CHRISTOPHER LYDON is comparing Wesley Clark to Hadrian, and George Bush to Trajan. I’m not sure that this works (in fact, I’m pretty sure it doesn’t), but you can read it and decide for yourself.

A few angry readers have asked what I like about Howard Dean. I thought I was pretty clear about that. It’s that Dean recognizes (at least he says he does, and he seems sincere to me) that bailing out isn’t an option in Iraq — we have to succeed, or the backlash will be far more damaging than the backlash from our timidity in response to Beirut, Mogadishu, and Tehran.

UPDATE: Reader William Lemmon emails:

As a big ol’ Roman history geek and a fan of historical comparisons to current events, I was fascinated by the blog you linked to last night in which Christopher Lydon equates Wes Clark to Hadrian and President Bush to Hadrian’s predecessor, Trajan.

You write that the comparison doesn’t work, and I would agree that it doesn’t work in the sense that the author thinks it does. However, it may be apt in a way that Mr. Lydon doesn’t intend, and wouldn’t like.

Mr. Lydon seems to assert that Hadrian’s consolidation of the Empire’s borders and cessation of expansion was unquestionably beneficial. But this interpretation is far from unassailable.
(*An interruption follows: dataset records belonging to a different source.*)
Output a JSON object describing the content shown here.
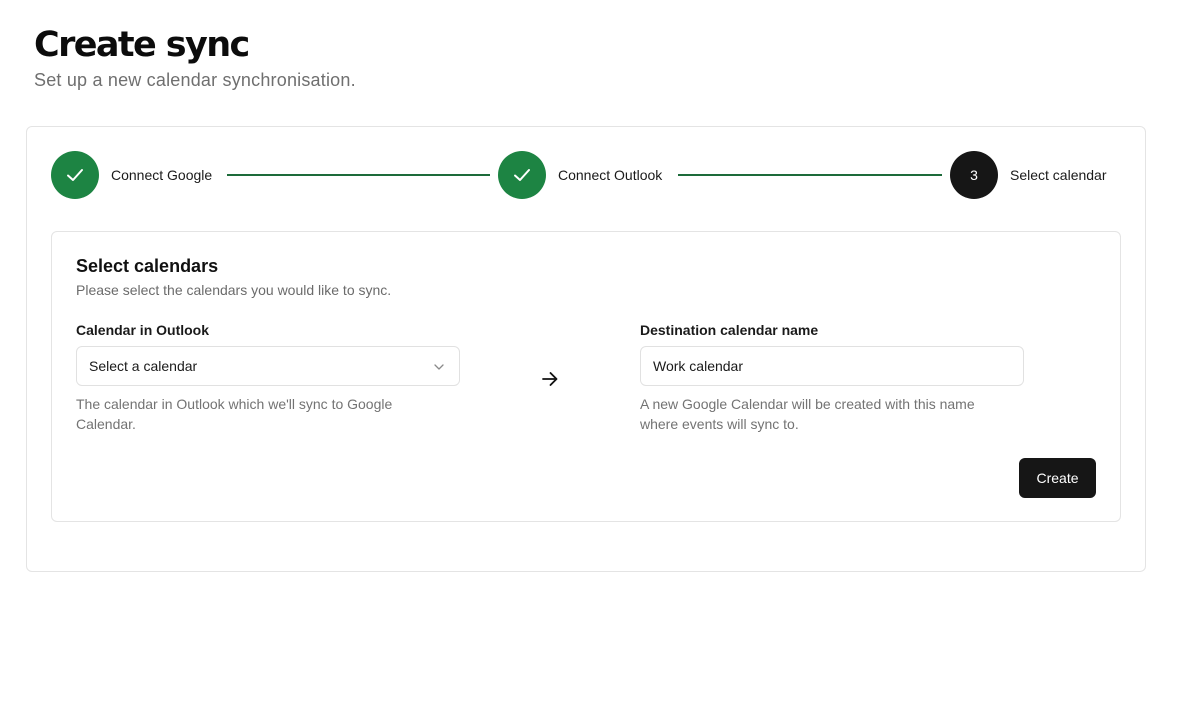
{
  "header": {
    "title": "Create sync",
    "subtitle": "Set up a new calendar synchronisation."
  },
  "stepper": {
    "steps": [
      {
        "label": "Connect Google",
        "status": "complete",
        "icon": "check-icon"
      },
      {
        "label": "Connect Outlook",
        "status": "complete",
        "icon": "check-icon"
      },
      {
        "label": "Select calendar",
        "status": "current",
        "number": "3"
      }
    ]
  },
  "form": {
    "title": "Select calendars",
    "description": "Please select the calendars you would like to sync.",
    "source": {
      "label": "Calendar in Outlook",
      "value": "Select a calendar",
      "help": "The calendar in Outlook which we'll sync to Google Calendar."
    },
    "destination": {
      "label": "Destination calendar name",
      "value": "Work calendar",
      "help": "A new Google Calendar will be created with this name where events will sync to."
    },
    "submit_label": "Create"
  },
  "colors": {
    "success": "#1d8443",
    "connector": "#1d6b3a",
    "primary_button": "#161616"
  }
}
The Roman Empire was always at its strongest when it was on the offensive, pushing its borders ever further into barbarian territory and carrying the benefits of civilization with them, just as President Bush asserts that America can only triumph in the war on terror by staying on the offensive and bringing the fight to the enemy’s heartland. There’s no reason to believe that the Democratic strategy of going on the defensive (by focusing on homeland security rather than regime change in hostile nations) will work any better for America than it did for Rome, which found it difficult to maintain static borders against the constant encroachments of barbarian tribes (again, just as our porous borders would be almost impossible to seal against terrorist infiltration).

In fact, it’s arguable that Hadrian’s reforms contributed to the eventual fall of the empire by sapping Rome of its drive and ambition for expansion, leading inevitably to decadence and decline. It’s hard to avoid drawing unfavorable parallels to Democratic pacifism and provinicialism.

All in all, I think that Hadrian, with his passion for reform and centralization, his ivory-tower intellectualism and his weakness for sensual pleasure (for which he was widely mocked and derided in his own day) compares rather closely to too many of today’s Democrats. Perhaps more to Wes Clark’s patron, Bill Clinton, than to Clark himself – although, happily, Bill didn’t erect hundreds of statues of Monica, as Hadrian did of his (male) lover Antinous.

For that matter, Bush as Trajan – a man of action from a province considered somewhat backwater by the Roman elites – is a pleasing comparison as well.

Trifle with history geeks at your peril.